Während bei SPD, Die Linke und AfD die Mitgliedschaft erst ab 14 Jahren und bei den Parteien CDU/CSU und FDP erst ab 16 Jahren möglich ist, nehmen die Grünen ihre klimabewegten Kinder oft schon von Geburt an in ihre Jugendorganisation auf. So kommt die „Grüne Jugend“ derzeit auf stolze 16.000 Mitglieder. Zur Fortsetzung der aktuell maximal destruktiven Außen-, Wirtschafts- und Sozialpolitik olivgrüner Prägung werden sie darauf vorbereitet, ihrer wider Erwarten doch nicht letzten Generation einen Bärendienst zu erweisen und ihr den Weg in eine freie und gute Zukunft konsequent zu verbauen.

Logischerweise kam auch der Politologe Dr. Oskar Niedermayer aus Berlin im Jahre 2017 zu dem Ergebnis, dass die Mitgliedschaft der im Bundestag vertretenen Parteien nicht den Verteilungen in der Gesamtbevölkerung entspricht. In den Parteien sind nämlich Männer, Ältere sowie Beamte und Angestellte im öffentlichen Dienst stärker vertreten als in der Gesamtbevölkerung. Es verwundert immer wieder, wie diese kleine und nicht repräsentative Politikerkaste das gesellschaftliche Zusammenleben in Deutschland seit Jahrzehnten zunehmend zu erschweren vermag. Mit einem Konvolut von desaströsen, auf unvernünftigen Ideologien basierenden Meinungen und Entscheidungen treiben sie einen Keil nach dem anderen in Familien und Freundeskreise.

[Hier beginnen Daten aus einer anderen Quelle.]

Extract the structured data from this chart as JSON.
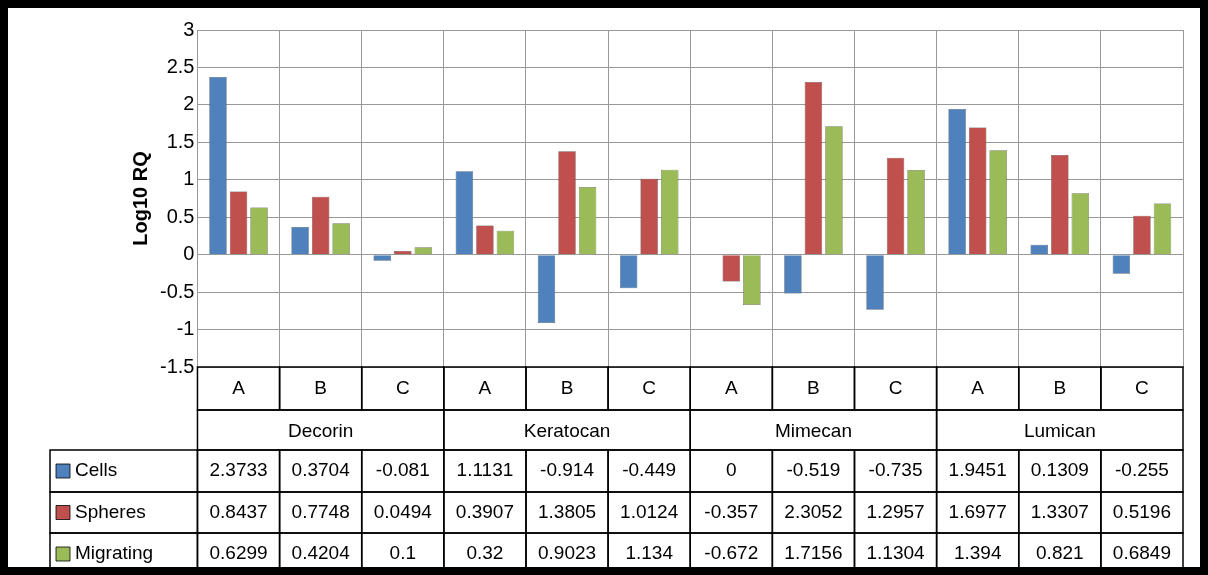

Menschen unter Menschen sind deshalb dringend gefordert, konsequent gegenzusteuern.

Es sollte zum Wohle der Gemeinschaft nicht länger von Interesse sein, welcher Partei das Gegenüber sein Kreuz gegeben hat oder sogar angehört. Vielmehr sollte man sich selbst, nicht zuletzt im Austausch, eine differenzierte Meinung bilden, und politische Aktivität in parlamentarischer oder außerparlamentarischer Form sollte ein Teil der eigenen Freizeitbeschäftigung sein.

Dass man dabei Andersdenkende weder beleidigt, diffamiert, denunziert, mit Fäkalien beschmiert, schlägt, mit dem Messer sticht oder ermordet, sollte Deutschland dann irgendwann einmal gelernt haben.